Event Returns of the Modern : David Cunningham

Event Returns of the Modern : David Cunningham

journal of visual culture 9(1)

이 글은 부리요가 큐레이팅한 tate triennale에 대한 critic인데 상당히 비판적이다. 거의 failure라고 보고 있다. 

‘Altermodern’ is a word that intends to define the specific modernity according to the specific context we live in – globalization, and its economic, political and cultural conditions.’

‘If early twentieth-century Modernism is characterised as a broadly Western cultural phenomenon, and Postmodernism was shaped by ideas of multi-culturalism, origins and identity, Altermodern is expressed in the language of a global culture.’(2)

Hence, modernism  is apparently ‘reloaded’, after post modernism, as a form of return that is also, all-too-familiarly, a new beginning: a reloading of the very ‘possibility of producing singularities’ (which is presumably a rather post-Deleuzian way of saying that it re-valorizes the new  itself, as against the supposed postmodern concern with pastiche and repetition). (2)

Nonetheless, one might justifiably wonder, in this instance, just how new this modernity ‘based on translation’ and ‘the creolisation of cultures’ (2)

Most obviously, Bourriaud simply seems to have no clue what to do, conceptually , with the key term ‘modernity’ itself, nor, seemingly, much interest in unpacking the different connotations of its associated terms: ‘modernism’, ‘modern’, ‘modernization’. As a result, its presentation in the various, and invariably brief, texts accompanying the Triennial is essentially impressionistic  -> 전시가 총체적 실패라고 보고 있다. 
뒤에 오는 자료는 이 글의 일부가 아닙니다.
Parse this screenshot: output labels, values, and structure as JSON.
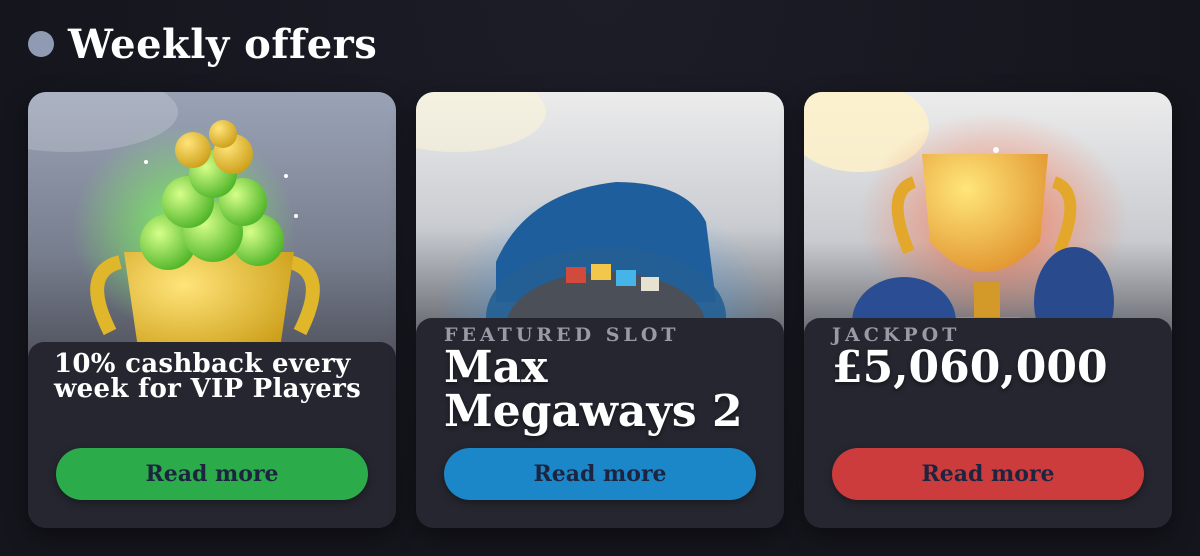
{
  "header": {
    "title": "Weekly offers",
    "dot_color": "#8e9bb3"
  },
  "cards": [
    {
      "art": "coins-trophy-icon",
      "text": "10% cashback every week for VIP Players",
      "button_label": "Read more",
      "button_color": "#2bab4a"
    },
    {
      "art": "slot-reel-icon",
      "eyebrow": "FEATURED SLOT",
      "title": "Max Megaways 2",
      "button_label": "Read more",
      "button_color": "#1b86c8"
    },
    {
      "art": "trophy-icon",
      "eyebrow": "JACKPOT",
      "title": "£5,060,000",
      "button_label": "Read more",
      "button_color": "#cc3c3c"
    }
  ]
}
Crucially, rather than unpack the problems that were always already attendant on the very idea of a post modern, the ‘concept’ of the altermodern merely compounds and extends them, insofar as it can only repeat the fundamental conceptual confusions about the nature of the modern as a structure of time  – rather than a ‘period’ per se – from which the former notion derived. (3)

Bourriaud’s altermodern contains some truth in its attempt to grasp the historical novelty of the present. Yet the tendency to deal with  such novelty merely by a conformity to the logic of fashion and the market, here performed in the act of constantly declaring the arrival of whole new epochs, merely confuses the real issues at stake here; that is, the internally  changing forms of capitalist modernity itself.(3)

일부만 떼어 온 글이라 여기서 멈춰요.